After these rules are defined, I can now measure whether I carry the right amount of inventory. I do so looking at the products from the first rule separately from the products adhering to the second rule. Measuring becomes relatively easy. For product that we make to order, we should not carry inventory. If there is, it’s either because I need to produce to a lot size and have a little left over, or that I falsely maintained a safety stock or have a consumption-based planning method on some products – in other words… I broke the rule and must fix it.
But according to rule three there are some parts that I do hold in stock because they are hard to replenish and are not very expensive. Those should be measured according to the Days of Supply. If I have adequate inventory to just not run out during the lead time, I’m good. I don’t need more than that, so use a matrix that shows which ones of those items have more or less days of supply than their specific replenishment lead time.

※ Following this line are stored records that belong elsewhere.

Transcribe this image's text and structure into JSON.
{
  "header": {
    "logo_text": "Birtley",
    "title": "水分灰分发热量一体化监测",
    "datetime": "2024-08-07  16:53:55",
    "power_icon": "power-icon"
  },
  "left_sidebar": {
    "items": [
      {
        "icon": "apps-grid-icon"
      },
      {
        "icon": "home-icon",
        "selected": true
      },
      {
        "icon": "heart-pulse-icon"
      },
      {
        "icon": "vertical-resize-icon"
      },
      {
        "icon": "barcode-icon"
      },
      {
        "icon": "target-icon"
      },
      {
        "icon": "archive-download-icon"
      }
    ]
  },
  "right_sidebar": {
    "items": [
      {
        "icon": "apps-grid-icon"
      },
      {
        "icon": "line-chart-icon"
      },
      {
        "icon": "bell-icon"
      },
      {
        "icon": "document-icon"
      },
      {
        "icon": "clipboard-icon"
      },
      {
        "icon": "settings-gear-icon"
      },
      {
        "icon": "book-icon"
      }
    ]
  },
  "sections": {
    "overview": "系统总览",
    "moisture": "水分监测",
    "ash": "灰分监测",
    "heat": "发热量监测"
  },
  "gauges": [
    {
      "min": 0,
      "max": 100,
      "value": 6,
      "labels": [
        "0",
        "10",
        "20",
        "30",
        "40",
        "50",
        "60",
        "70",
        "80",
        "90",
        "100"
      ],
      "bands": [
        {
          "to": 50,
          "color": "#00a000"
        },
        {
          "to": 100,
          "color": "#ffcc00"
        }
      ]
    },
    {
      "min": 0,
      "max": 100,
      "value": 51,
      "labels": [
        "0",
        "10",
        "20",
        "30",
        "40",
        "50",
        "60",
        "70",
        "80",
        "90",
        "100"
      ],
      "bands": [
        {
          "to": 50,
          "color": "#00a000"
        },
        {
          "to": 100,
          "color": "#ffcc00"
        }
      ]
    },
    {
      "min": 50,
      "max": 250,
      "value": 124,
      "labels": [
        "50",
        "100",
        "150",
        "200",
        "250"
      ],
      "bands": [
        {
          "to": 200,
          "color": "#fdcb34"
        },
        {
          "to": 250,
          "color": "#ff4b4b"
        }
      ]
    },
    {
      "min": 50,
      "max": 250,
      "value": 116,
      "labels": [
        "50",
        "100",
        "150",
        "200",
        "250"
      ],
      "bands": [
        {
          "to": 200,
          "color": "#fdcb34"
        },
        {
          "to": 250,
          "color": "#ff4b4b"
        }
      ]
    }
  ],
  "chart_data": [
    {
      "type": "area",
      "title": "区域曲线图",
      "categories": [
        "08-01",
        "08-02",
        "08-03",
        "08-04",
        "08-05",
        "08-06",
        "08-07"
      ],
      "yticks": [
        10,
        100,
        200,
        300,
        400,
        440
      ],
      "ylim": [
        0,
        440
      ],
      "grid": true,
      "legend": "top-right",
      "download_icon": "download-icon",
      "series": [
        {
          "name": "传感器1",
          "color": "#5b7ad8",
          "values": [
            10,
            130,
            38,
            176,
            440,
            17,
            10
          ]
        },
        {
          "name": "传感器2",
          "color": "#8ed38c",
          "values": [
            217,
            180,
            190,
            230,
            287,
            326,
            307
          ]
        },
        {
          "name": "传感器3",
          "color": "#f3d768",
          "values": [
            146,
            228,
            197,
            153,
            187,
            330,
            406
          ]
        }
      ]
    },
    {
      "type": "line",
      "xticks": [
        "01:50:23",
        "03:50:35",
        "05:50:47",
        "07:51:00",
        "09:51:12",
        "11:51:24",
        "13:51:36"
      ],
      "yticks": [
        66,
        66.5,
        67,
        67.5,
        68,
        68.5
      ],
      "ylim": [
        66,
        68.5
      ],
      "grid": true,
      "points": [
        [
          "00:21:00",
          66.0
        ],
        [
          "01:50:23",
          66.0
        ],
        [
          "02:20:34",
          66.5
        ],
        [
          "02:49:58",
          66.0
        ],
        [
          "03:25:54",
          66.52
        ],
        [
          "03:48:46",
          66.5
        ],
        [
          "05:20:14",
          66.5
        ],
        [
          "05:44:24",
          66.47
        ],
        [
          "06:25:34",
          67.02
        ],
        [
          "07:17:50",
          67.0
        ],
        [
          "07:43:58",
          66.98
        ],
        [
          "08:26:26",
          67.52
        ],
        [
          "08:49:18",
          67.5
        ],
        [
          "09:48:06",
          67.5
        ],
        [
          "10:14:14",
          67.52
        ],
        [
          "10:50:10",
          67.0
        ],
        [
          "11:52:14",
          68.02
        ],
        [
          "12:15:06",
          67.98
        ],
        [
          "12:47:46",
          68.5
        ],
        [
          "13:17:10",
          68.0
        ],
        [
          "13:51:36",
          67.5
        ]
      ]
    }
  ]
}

For the high movers I compare the total current or average inventory that I am holding to the total average, periodic (weekly or monthly) consumption (Sales). Is my inventory holding more than 3 times as high as its consumption, I know I have more inventory than I need and must fix the policy by which I replenish. To compare the actual inventory you are holding (of your high runners) to an average periodic consumption is a very precise indication of whether you carry too much or too little. Think about it… you don’t want to hold less than what you’re selling, but you also don’t need much more than what you’re selling. The excess over your actual sales is the buffer. So the buffer size is driven by the amount of variability you think you will encounter.

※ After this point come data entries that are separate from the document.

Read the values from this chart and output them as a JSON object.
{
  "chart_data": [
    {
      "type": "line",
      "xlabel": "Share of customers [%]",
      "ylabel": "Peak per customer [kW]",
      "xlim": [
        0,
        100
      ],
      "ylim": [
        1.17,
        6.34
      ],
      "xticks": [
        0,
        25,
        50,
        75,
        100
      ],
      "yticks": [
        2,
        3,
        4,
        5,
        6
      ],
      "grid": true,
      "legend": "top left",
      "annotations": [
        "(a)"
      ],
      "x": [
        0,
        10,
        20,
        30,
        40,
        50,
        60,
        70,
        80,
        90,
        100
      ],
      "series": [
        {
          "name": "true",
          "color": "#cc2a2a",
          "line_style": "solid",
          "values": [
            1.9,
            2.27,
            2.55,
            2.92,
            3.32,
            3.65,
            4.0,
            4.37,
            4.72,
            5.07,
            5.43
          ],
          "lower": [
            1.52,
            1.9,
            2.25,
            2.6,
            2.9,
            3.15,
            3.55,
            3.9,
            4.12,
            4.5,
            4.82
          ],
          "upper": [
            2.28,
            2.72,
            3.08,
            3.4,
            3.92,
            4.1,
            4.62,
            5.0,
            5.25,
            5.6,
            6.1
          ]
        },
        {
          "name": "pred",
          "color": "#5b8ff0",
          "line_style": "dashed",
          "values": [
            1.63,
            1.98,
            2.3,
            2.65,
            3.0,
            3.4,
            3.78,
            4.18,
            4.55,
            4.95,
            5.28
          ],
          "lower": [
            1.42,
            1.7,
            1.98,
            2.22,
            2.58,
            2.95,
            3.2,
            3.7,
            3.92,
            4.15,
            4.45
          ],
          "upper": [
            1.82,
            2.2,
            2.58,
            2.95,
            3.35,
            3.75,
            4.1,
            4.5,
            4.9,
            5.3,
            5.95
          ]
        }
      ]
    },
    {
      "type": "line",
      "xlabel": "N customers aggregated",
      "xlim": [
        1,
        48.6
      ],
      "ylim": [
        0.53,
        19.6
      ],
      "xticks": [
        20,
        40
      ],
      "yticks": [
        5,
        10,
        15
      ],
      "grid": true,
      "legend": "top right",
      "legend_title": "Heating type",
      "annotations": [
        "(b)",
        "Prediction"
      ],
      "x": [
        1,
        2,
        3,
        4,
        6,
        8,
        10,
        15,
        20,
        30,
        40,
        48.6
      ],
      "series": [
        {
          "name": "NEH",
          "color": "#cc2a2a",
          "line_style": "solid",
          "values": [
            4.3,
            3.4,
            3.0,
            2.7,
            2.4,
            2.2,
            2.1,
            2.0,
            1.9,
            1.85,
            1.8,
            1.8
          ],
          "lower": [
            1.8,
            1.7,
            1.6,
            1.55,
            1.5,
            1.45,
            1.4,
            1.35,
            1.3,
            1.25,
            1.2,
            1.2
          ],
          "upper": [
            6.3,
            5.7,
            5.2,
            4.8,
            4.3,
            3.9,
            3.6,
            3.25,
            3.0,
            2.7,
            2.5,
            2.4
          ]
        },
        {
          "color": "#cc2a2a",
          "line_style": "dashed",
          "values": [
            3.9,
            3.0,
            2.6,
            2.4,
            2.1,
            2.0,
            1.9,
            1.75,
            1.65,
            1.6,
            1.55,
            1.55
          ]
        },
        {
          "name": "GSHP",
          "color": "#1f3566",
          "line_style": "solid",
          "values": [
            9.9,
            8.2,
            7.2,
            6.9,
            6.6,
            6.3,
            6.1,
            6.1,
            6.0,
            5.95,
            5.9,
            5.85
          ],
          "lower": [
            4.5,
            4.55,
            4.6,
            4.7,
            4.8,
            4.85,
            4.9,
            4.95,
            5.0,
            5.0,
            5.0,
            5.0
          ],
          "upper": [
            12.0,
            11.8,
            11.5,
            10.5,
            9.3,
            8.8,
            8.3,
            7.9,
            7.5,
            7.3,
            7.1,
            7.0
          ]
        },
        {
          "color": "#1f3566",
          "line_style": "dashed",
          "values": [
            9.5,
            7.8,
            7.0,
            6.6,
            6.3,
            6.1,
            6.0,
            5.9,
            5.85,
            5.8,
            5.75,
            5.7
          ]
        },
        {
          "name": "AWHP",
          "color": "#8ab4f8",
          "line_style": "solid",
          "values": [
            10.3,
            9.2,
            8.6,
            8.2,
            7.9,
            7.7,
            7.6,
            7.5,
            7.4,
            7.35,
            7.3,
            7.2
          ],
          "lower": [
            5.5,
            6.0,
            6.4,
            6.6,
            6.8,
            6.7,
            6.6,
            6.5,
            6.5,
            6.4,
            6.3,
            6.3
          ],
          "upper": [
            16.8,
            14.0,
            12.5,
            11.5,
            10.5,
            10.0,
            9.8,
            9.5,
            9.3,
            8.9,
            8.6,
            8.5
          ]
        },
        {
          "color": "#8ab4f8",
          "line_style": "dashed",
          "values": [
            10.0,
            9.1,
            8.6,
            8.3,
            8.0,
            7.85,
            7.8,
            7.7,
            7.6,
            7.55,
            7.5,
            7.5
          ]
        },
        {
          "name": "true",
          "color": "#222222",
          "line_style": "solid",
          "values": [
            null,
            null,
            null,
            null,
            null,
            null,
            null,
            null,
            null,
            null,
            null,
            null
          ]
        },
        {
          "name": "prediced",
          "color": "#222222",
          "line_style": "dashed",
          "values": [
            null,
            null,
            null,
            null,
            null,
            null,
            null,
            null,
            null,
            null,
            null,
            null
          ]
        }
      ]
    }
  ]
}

This type of measuring and monitoring makes you think about how you should plan for the future. Most planners are driven by forecast accuracy and therefore hellbent on bringing exactly in what they think how much they need (forecast) and exactly when they need it (forecast). I think that is a fruitless and frustrating behavior. If you measure the buffer you are holding you are driven to think how much buffer you need in the future to absorb variability. So how do you come up with the right buffer size? Instead of predicting the forecast to the tee, you anticipate variability and try to predict how much will come at you. Then you have an inventory target that might be a little high because you are careful not to miss any sales.
But a buffer that ends up being 15% higher than what you predicted as variable is a world better than ending up with 10 times as much inventory as you need.

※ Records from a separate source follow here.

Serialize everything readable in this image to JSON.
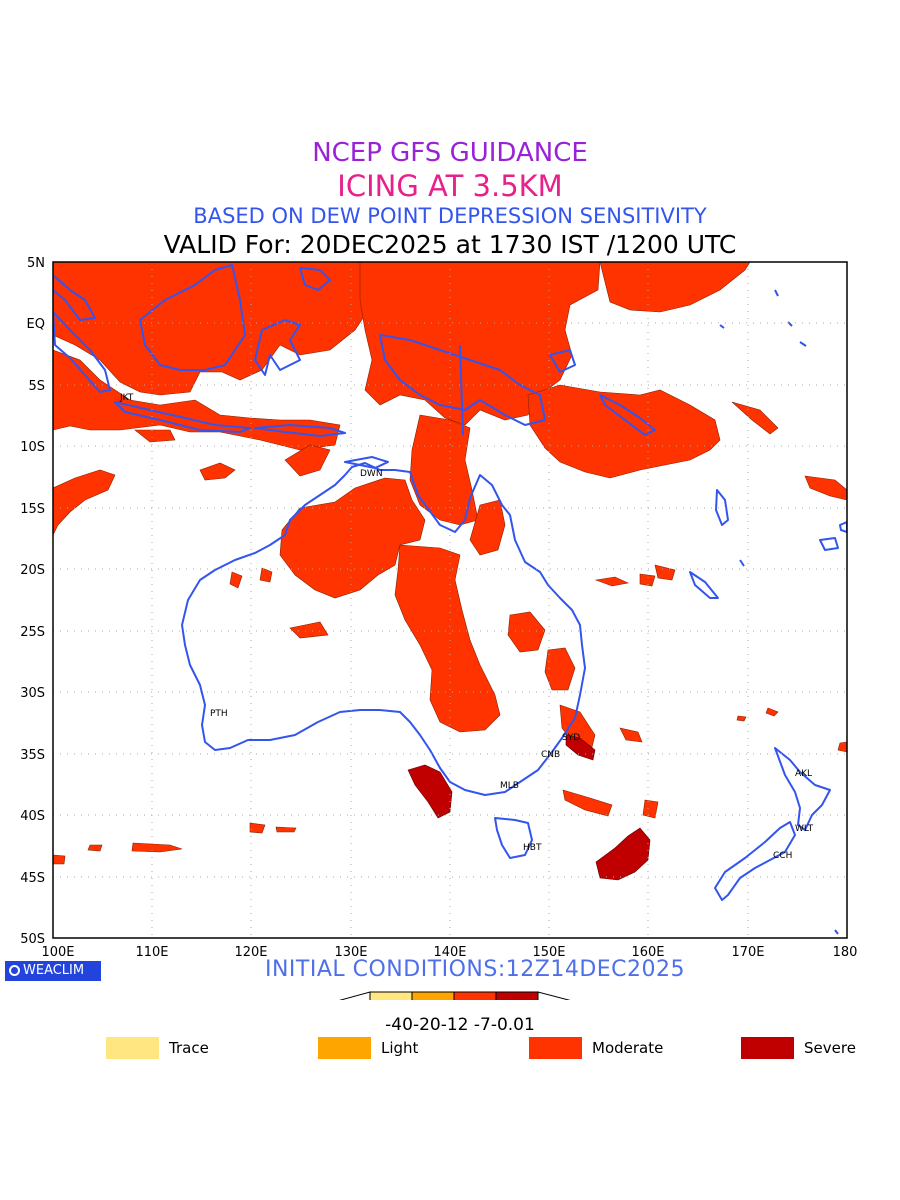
{
  "titles": {
    "line1": "NCEP GFS GUIDANCE",
    "line2": "ICING AT 3.5KM",
    "line3": "BASED ON DEW POINT DEPRESSION SENSITIVITY",
    "line4": "VALID For: 20DEC2025 at 1730 IST /1200 UTC"
  },
  "map": {
    "lat_labels": [
      "5N",
      "EQ",
      "5S",
      "10S",
      "15S",
      "20S",
      "25S",
      "30S",
      "35S",
      "40S",
      "45S",
      "50S"
    ],
    "lon_labels": [
      "100E",
      "110E",
      "120E",
      "130E",
      "140E",
      "150E",
      "160E",
      "170E",
      "180"
    ],
    "cities": [
      "JKT",
      "DWN",
      "PTH",
      "SYD",
      "CNB",
      "MLB",
      "HBT",
      "AKL",
      "WLT",
      "CCH"
    ],
    "colors": {
      "coast": "#3355ee",
      "moderate": "#ff3300",
      "severe": "#c00000",
      "grid": "#999999"
    }
  },
  "badge": "WEACLIM",
  "initial": "INITIAL CONDITIONS:12Z14DEC2025",
  "colorbar": {
    "ticks": "-40-20-12 -7-0.01",
    "colors": [
      "#ffe680",
      "#ffa500",
      "#ff3300",
      "#c00000"
    ]
  },
  "legend": [
    {
      "label": "Trace",
      "color": "#ffe680"
    },
    {
      "label": "Light",
      "color": "#ffa500"
    },
    {
      "label": "Moderate",
      "color": "#ff3300"
    },
    {
      "label": "Severe",
      "color": "#c00000"
    }
  ]
}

The point I’m trying to make here, is that before we can make an educated guess about the right amount of inventory that is held in the warehouse, we must lay down some rules. Simply running some inventory KPIs through your portfolios doesn’t do the trick. I am sure this isn’t a new revelation for most of you, but I do see a lot of inventory systems and I haven’t come across a fully rule-based system yet. Why is that? I believe that it has to do with long held beliefs, mental models, stubbornly holding on to what was always valid. And if the whole company beliefs that the only way to avoid stock-outs is to accumulate huge amounts of inventory, why would anybody dare to plan otherwise.
Time to change the way we think about inventory management.